Pages: The good Sinner

John Pages
John Pages

We are all sinners. This Holy Week, in the masses that we’ve attended or the retreats that we’ve joined (ours was Fr. Manoling Francisco’s Triduum), we are reminded of Jesus’ sacrifice on the cross. But there is one Sinner that is good. No, he’s not Barabbas or Caiaphas or Judas.

He’s Jannik Sinner. If you follow the sport of tennis, you’ve heard of the 22-year-old Italian. He won the Australian Open last January and is on an 18-1 winning streak this 2024.

What do I love about Sinner’s game?

First, his mentality. He’s always composed and unruffled. You’d never know whether he’s winning or losing. When he was down two sets to love in Melbourne against Daniil Medvedev, he should have looked downtrodden. But like the mindset of Novak “The GOAT” Djokovic, his psyche was steady and strong. Sinner never gave up and ended up winning the third to fifth sets for his first major. When asked in an interview about his best quality, his reply: “Staying calm.”

Number Two: Sinner’s footwork. Tall (6-foot-2) and lanky (he weighs just 167 lbs.), he’s able to glide and float on the tennis rectangle. He’s not rushed. And this we attribute to his childhood. At the age of three, his first game wasn’t swinging his Head Speed racket. It was skiing. By the age of eight, he became a national giant slalom skiing champion. Next to skiing, his other love was football. And it wasn’t until the age of 13 when he finally chose to do tennis full time.

This background in skiing and football helps explain why Sinner’s footwork and agility are unmatched. Skiing, in particular, requires exceptional balance, strong legs and core strength; it involves quick changes in direction — all important in tennis.

Third, Sinner’s powerful, wristy, on-the-rise groundstrokes. He doesn’t possess the elegant and graceful strokes of his idol, Roger Federer.

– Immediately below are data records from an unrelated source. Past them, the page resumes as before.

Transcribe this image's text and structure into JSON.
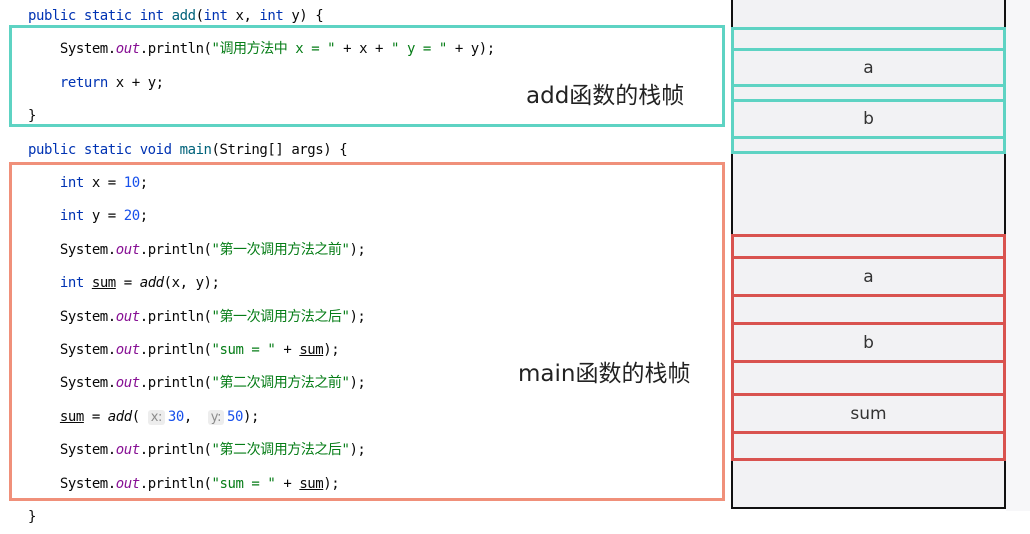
{
  "code": {
    "lines": [
      [
        [
          "public static int ",
          "kw"
        ],
        [
          "add",
          "fn"
        ],
        [
          "(",
          ""
        ],
        [
          "int ",
          "kw"
        ],
        [
          "x, ",
          ""
        ],
        [
          "int ",
          "kw"
        ],
        [
          "y) {",
          ""
        ]
      ],
      [
        [
          "    System.",
          ""
        ],
        [
          "out",
          "field"
        ],
        [
          ".println(",
          ""
        ],
        [
          "\"调用方法中 x = \"",
          "str"
        ],
        [
          " + x + ",
          ""
        ],
        [
          "\" y = \"",
          "str"
        ],
        [
          " + y);",
          ""
        ]
      ],
      [
        [
          "    ",
          ""
        ],
        [
          "return ",
          "kw"
        ],
        [
          "x + y;",
          ""
        ]
      ],
      [
        [
          "}",
          ""
        ]
      ],
      [
        [
          "public static void ",
          "kw"
        ],
        [
          "main",
          "fn"
        ],
        [
          "(String[] args) {",
          ""
        ]
      ],
      [
        [
          "    ",
          ""
        ],
        [
          "int ",
          "kw"
        ],
        [
          "x = ",
          ""
        ],
        [
          "10",
          "num"
        ],
        [
          ";",
          ""
        ]
      ],
      [
        [
          "    ",
          ""
        ],
        [
          "int ",
          "kw"
        ],
        [
          "y = ",
          ""
        ],
        [
          "20",
          "num"
        ],
        [
          ";",
          ""
        ]
      ],
      [
        [
          "    System.",
          ""
        ],
        [
          "out",
          "field"
        ],
        [
          ".println(",
          ""
        ],
        [
          "\"第一次调用方法之前\"",
          "str"
        ],
        [
          ");",
          ""
        ]
      ],
      [
        [
          "    ",
          ""
        ],
        [
          "int ",
          "kw"
        ],
        [
          "sum",
          "ul"
        ],
        [
          " = ",
          ""
        ],
        [
          "add",
          "it"
        ],
        [
          "(x, y);",
          ""
        ]
      ],
      [
        [
          "    System.",
          ""
        ],
        [
          "out",
          "field"
        ],
        [
          ".println(",
          ""
        ],
        [
          "\"第一次调用方法之后\"",
          "str"
        ],
        [
          ");",
          ""
        ]
      ],
      [
        [
          "    System.",
          ""
        ],
        [
          "out",
          "field"
        ],
        [
          ".println(",
          ""
        ],
        [
          "\"sum = \"",
          "str"
        ],
        [
          " + ",
          ""
        ],
        [
          "sum",
          "ul"
        ],
        [
          ");",
          ""
        ]
      ],
      [
        [
          "    System.",
          ""
        ],
        [
          "out",
          "field"
        ],
        [
          ".println(",
          ""
        ],
        [
          "\"第二次调用方法之前\"",
          "str"
        ],
        [
          ");",
          ""
        ]
      ],
      [
        [
          "    ",
          ""
        ],
        [
          "sum",
          "ul"
        ],
        [
          " = ",
          ""
        ],
        [
          "add",
          "it"
        ],
        [
          "( ",
          ""
        ],
        [
          "x:",
          "hint"
        ],
        [
          "30",
          "num"
        ],
        [
          ",  ",
          ""
        ],
        [
          "y:",
          "hint"
        ],
        [
          "50",
          "num"
        ],
        [
          ");",
          ""
        ]
      ],
      [
        [
          "    System.",
          ""
        ],
        [
          "out",
          "field"
        ],
        [
          ".println(",
          ""
        ],
        [
          "\"第二次调用方法之后\"",
          "str"
        ],
        [
          ");",
          ""
        ]
      ],
      [
        [
          "    System.",
          ""
        ],
        [
          "out",
          "field"
        ],
        [
          ".println(",
          ""
        ],
        [
          "\"sum = \"",
          "str"
        ],
        [
          " + ",
          ""
        ],
        [
          "sum",
          "ul"
        ],
        [
          ");",
          ""
        ]
      ],
      [
        [
          "}",
          ""
        ]
      ]
    ]
  },
  "frames": {
    "add_label": "add函数的栈帧",
    "main_label": "main函数的栈帧",
    "add_color": "#5ed3c3",
    "main_color": "#f0907a"
  },
  "stack": {
    "add_cells": [
      "",
      "a",
      "",
      "b",
      ""
    ],
    "main_cells": [
      "",
      "a",
      "",
      "b",
      "",
      "sum",
      ""
    ],
    "add_cell_color": "#5ed3c3",
    "main_cell_color": "#d9534f"
  }
}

He rarely deploys the dropshot like Carlos Alcaraz. But what he owns is the destructive force of his groundstrokes.

He pummels that forehand and thrashes the yellow orb. His clobbers and wallops that backhand, his favorite shot. Cross-court or down-the-line, his topspin game has no weaknesses. He can slice, run around his backhand for an inside-out forehand; he can sprint to the net to retrieve a drop volley. But mostly, he just whacks and drubs that ball left to right to left.

CARLOS ALCARAZ. If there’s a Sinner, there’s a Saint... Carlos. Will this duo become the Federer and Rafael Nadal of this era? Yes! So far, the duo have a 4-4 win-loss record against each other. And while the likes of Zverev, Rune, Rublev and Tsitsipas are worthy opponents, the Italian and Spaniard are incomparable.

I love how their games contrast. Alcaraz, only 20, is flashy while Sinner is methodical. Carlos has deft touch while Jannik has ruthless power from the baseline. But both are also similar. They possess two of the most lethal forehands; both are well-coached (Juan Carlos Ferrero and Darren Cahill); they love to urge the audience to clap. And today when Sinner beats Grigor Dimitrov in the Miami Open, they’ll swap rankings as Sinner becomes world no. 2.

Best of all, they are two of the best role models. It’s rare to hear something bad being said about the two. With Roger’s retirement last year and Rafa’s this year and Novak’s in the next year or so, tennis — a game often played by “sinners” who destroy rackets or shout profane words — is to be led by Sinner and Alcaraz, two good people.